Archive for organized crime

The prohibition of guns – and the violence it will create

Posted in Uncategorized with tags , , , , , , , on March 7, 2014 by jtoddring

Gerald Celente is right, as usual: he said, look at how the government handled the prohibition of alcohol – it was a disaster. They completely failed. All they managed to do, was to push organized crime through the roof. Alcohol didn’t disappear, but crime soared. Look at the so-called “war on drugs.” Over $300 billion has been spent in the US on this “war” and the United States is as awash in drugs as ever before – and drug use and drug addiction are actually rising. One epic fail, two epic fails, now they want us to believe they’re going to get it right the third time? Not a chance.

The same will be true if they prohibit guns – the flood of black market guns will continue and will go on, and organized crime will soar once again. There is zero chance the government will be able to stop the flow of black market guns – they failed with booze, they failed with drugs, they will fail with guns as well.

So criminalizing gun ownership is useless. All it will do is raise the street price for guns, just like the “war on drugs” keeps the prices high for dealers and organized crime. Crime will then rise, because you are fueling gang and mafia activity – exactly as we saw when alcohol was prohibited, and exactly as we saw after the war on drugs began, when gangs suddenly found they had a huge new cash cow. And as Einstein said, “repeating the same actions and expecting different results is the very definition of insanity.”

Or we can look at the figures from Switzerland – they have one of the highest rates of gun ownership in the world, and one of the lowest rates of murder. The US has a roughly similar level of gun ownership as Switzerland, maybe even lower, but one of the highest rates of murder in the world. Why? Clearly, it is not the level of guns in the society. It is because social, cultural and economic factors in the US are fueling a culture of violence. Banning first person violent video games would make more sense, but you hear nobody talking about that. Actually, while it would make far more sense than banning guns, I am not in favour of censorship – I am in favour of freedom of speech. Once the people allow their government to tell them what they can and cannot watch, listen to or read, they are in trouble. Maybe we should simply have warning labels on violent video games: “Warning: Graphic violence – not suitable for persons under the age of 18…or any human beings of any age, for that matter.”

But to return to the original point, banning guns will not reduce crime. That is the myth that is being perpetuated. It is foolish, and it is simply untrue. If we want to reduce crime, then we should create jobs and opportunity for all, stop raising our children on violent video games, TV and Hollywood movies, and above all, not drive people into desperation through economic strangulation.

I’m not pro-gun or anti-gun – I’m pro-sanity. Prohibition simply doesn’t work. Period.

By the way, I don’t own a gun, I feel no need to own a gun, and I’m not a rabid right-wing nut or member of the NRA – I simply do not want to see us waste our time and be distracted by idiotic plans and policies that will not only fail, but will in all likelihood aggravate the problems of crime and violence, by fueling gang activity and organized crime, while preventing us from looking at the real underlying causes of crime and violence in our society.
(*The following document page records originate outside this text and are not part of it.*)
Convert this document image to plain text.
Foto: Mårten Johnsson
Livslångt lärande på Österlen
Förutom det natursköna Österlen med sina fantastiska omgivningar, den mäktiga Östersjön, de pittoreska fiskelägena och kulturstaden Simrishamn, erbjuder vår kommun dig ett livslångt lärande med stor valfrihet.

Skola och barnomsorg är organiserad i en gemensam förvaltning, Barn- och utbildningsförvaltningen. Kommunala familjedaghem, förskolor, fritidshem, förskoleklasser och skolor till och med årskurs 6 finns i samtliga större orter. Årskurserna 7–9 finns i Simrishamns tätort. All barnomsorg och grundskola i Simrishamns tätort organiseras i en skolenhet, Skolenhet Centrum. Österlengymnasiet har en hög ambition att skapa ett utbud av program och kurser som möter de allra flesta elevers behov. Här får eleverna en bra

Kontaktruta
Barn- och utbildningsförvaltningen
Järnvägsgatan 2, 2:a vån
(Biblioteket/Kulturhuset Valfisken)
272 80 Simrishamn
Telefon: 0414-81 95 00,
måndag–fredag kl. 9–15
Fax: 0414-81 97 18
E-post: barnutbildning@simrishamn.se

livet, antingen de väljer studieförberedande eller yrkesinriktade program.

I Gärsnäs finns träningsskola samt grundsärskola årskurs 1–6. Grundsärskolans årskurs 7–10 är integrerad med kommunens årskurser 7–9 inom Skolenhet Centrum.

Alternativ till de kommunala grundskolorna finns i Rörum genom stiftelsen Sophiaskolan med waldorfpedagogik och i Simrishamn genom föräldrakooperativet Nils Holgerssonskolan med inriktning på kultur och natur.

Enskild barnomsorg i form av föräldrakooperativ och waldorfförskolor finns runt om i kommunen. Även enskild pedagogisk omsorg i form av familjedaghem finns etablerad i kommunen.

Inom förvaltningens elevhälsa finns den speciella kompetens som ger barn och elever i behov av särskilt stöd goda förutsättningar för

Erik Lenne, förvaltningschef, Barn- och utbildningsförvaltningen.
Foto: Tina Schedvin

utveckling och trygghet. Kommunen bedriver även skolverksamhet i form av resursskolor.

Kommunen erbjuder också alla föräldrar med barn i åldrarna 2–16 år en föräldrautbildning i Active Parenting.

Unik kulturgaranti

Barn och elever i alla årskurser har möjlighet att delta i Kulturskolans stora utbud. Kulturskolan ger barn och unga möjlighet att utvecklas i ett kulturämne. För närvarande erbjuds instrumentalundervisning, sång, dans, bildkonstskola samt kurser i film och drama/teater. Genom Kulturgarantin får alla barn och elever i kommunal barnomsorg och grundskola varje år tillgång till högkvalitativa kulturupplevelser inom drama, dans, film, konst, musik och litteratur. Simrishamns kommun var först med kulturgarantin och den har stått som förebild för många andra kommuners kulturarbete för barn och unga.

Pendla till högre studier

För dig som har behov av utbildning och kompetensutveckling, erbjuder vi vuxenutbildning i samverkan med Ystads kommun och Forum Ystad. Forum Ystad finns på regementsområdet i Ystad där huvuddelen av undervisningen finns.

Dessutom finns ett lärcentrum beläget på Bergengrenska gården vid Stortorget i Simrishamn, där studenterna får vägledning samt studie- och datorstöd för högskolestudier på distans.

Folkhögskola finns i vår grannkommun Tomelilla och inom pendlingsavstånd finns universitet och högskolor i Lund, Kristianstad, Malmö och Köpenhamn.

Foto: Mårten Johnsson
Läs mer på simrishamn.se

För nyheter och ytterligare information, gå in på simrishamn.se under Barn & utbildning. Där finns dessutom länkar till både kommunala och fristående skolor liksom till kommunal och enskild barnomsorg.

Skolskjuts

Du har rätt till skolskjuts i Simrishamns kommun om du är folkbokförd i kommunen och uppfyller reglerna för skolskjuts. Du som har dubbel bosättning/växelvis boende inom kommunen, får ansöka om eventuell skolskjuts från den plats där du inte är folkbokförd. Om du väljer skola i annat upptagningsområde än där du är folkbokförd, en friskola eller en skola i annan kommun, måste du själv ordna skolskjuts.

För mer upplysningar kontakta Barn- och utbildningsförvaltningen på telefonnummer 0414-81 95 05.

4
Shhhh….poverty, inequality and growing anger and desperation, as the middle class is eviscerated and eaten alive, more and more people are fall into or are trapped in a cycle of poverty, and hopelessness and frustration rise among the people, while the richest 1% rape the land – these things cannot be discussed.

Now where were we….? Right, we must ban and prohibit drugs, guns, alcohol…..

Have we not learned anything?

Clearly not.

Fortunately, the fog is slowly beginning to clear, as more people ask questions, and challenge the reigning orthodoxy in many ways, on many issues.